Methods: A histopathological database was used to identify all patients with a diagnosis of colorectal cancer between 1991 and 1995. These records were matched with the records from patients who underwent barium enema examinations between 1990 and 1995. Those patients who had a colorectal cancer histologically diagnosed within 24 months of a barium enema in which no carcinoma was seen, were identified. Where possible the radiology was reviewed. Failure to identify a carcinoma was then attributed to either simple failure, technical, interpretive or perceptive difficulties.
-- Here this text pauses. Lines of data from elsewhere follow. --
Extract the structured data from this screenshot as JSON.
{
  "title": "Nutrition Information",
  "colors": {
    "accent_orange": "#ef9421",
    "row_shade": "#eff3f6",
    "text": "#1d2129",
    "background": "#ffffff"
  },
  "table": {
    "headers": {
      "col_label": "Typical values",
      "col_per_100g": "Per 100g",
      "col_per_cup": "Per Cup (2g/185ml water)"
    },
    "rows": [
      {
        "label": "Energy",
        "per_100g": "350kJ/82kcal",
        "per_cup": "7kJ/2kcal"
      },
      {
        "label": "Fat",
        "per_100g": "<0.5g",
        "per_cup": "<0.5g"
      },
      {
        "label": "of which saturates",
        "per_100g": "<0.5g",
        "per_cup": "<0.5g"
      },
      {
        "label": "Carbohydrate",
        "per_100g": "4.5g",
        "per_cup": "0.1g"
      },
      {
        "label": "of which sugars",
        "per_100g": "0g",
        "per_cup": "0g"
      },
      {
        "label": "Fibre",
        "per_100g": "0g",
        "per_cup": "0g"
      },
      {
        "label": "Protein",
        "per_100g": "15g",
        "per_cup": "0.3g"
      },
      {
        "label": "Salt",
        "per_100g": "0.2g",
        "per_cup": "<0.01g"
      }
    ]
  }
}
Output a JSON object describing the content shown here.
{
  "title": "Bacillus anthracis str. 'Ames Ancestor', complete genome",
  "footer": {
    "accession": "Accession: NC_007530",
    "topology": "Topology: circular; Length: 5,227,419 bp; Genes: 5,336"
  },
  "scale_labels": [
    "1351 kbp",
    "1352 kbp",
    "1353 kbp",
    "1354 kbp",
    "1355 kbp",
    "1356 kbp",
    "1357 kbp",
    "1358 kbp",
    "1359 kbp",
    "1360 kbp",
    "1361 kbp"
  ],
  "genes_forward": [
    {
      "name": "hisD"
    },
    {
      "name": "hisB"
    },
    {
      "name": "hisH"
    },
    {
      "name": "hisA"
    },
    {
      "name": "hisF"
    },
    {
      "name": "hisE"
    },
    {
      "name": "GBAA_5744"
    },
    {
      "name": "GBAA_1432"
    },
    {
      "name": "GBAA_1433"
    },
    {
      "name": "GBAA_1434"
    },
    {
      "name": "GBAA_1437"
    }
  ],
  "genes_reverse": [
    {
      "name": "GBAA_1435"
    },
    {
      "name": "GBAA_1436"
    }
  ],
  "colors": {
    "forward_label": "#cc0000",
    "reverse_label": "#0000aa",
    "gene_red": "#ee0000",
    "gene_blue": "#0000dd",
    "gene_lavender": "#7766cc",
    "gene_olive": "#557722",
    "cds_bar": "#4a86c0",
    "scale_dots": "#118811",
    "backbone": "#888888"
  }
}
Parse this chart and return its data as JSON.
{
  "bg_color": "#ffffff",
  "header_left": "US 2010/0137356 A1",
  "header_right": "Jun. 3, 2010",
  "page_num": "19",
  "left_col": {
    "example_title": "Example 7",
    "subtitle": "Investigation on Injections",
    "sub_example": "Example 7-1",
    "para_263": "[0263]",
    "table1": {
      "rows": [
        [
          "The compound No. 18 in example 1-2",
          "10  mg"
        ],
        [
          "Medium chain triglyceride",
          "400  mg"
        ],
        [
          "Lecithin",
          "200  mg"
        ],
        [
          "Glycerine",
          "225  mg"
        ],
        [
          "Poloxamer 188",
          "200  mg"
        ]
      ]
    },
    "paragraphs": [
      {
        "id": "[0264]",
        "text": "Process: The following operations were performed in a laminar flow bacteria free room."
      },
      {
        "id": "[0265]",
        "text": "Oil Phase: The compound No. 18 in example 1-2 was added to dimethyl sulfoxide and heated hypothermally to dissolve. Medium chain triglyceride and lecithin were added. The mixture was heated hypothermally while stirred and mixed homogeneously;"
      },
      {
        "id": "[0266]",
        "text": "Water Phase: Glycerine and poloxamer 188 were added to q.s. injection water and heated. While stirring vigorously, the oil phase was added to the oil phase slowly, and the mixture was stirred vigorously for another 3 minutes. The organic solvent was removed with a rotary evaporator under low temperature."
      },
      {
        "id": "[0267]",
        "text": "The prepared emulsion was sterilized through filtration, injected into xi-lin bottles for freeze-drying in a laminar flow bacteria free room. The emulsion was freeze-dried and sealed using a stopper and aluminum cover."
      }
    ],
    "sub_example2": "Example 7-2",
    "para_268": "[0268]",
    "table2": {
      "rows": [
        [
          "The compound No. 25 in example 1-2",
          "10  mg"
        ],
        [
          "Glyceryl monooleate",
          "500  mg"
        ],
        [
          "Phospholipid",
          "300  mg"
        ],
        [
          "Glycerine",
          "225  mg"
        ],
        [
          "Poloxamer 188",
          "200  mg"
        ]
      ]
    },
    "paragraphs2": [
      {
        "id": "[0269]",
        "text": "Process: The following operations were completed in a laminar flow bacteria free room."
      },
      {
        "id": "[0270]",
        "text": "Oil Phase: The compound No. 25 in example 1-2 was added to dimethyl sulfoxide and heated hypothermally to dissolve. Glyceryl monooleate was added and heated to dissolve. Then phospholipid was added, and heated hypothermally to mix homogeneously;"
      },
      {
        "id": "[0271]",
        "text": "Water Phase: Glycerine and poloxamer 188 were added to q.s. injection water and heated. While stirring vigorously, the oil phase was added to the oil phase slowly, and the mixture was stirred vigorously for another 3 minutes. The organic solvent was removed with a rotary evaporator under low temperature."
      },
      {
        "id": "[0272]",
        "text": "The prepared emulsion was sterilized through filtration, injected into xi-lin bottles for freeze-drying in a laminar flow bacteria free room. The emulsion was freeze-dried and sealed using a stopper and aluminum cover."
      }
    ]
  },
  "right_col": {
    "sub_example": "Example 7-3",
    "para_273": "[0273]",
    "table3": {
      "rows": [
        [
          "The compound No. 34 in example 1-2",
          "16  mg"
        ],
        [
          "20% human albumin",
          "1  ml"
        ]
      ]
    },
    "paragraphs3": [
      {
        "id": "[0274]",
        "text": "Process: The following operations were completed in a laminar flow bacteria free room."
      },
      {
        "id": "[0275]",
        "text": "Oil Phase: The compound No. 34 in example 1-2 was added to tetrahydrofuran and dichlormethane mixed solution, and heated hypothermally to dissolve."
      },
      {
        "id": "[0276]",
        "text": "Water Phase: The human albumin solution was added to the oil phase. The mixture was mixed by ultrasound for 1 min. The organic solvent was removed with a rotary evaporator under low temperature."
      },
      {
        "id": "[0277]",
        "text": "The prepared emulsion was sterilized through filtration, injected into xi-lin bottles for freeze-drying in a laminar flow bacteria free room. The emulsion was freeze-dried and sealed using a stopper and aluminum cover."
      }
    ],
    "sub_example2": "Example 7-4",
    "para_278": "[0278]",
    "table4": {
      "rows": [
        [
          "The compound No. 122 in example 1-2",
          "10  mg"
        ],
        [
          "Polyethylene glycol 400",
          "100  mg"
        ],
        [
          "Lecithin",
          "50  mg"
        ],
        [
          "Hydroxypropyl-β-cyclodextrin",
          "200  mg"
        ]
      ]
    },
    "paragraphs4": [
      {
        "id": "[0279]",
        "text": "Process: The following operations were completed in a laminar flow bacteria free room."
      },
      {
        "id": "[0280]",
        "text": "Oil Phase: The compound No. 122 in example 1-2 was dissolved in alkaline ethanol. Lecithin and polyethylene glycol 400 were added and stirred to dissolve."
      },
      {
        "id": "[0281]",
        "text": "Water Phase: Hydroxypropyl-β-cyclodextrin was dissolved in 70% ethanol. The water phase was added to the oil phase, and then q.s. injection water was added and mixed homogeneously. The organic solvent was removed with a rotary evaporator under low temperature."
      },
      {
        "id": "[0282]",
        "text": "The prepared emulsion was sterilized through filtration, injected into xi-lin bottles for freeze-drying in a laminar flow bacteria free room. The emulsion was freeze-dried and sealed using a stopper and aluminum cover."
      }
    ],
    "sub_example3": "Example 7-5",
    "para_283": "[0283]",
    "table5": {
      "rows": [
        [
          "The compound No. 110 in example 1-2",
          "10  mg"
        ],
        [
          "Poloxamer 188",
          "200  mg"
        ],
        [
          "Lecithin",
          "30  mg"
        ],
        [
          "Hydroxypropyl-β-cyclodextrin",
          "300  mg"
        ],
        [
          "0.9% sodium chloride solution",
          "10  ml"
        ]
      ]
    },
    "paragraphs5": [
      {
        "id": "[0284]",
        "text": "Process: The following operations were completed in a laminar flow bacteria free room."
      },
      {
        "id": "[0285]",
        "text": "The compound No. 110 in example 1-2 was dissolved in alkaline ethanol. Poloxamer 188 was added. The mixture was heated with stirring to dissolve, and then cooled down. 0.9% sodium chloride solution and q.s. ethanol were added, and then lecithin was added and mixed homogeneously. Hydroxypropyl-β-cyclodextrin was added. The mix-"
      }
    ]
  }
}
Results: There were 967 patients with colorectal cancers treated in Christchurch Hospital during the study period 1991–1995. Matching of these patient details with all barium enema records revealed 313 patients who had barium enemas and histologically proven colorectal cancer. There were 21 (6.7%) patients in whom a carcinoma was missed. Of these, 18 had a barium enema within 8 months of surgery, and three were performed outside this timespan (15, 18 and 28 months, respectively). On review, 11 carcinomas could not be identified (nine due to technical error: poor coating (n = 1), overlapping loops (n = 3), single-contrast enema (n = 4), faecal residue (n = 1)); and seven could be seen on review of the films (two interpretation errors, one technical and perceptive error, and four perceptive errors). In three cases films could not be found for review. In 16 of the 21 missed lesions the patient had a double-contrast barium enema (DCBE) while five patients had single-contrast barium enema (SCBE). The site and stage of missed tumours is presented.
Conclusions: The most common reason for missed tumours was technical. The percentage of missed tumours in each region of the bowel correlates with the known incidence of tumours in each region and with a normal Dukes stage distribution, except in the caecum where the number of missed lesions was higher than expected.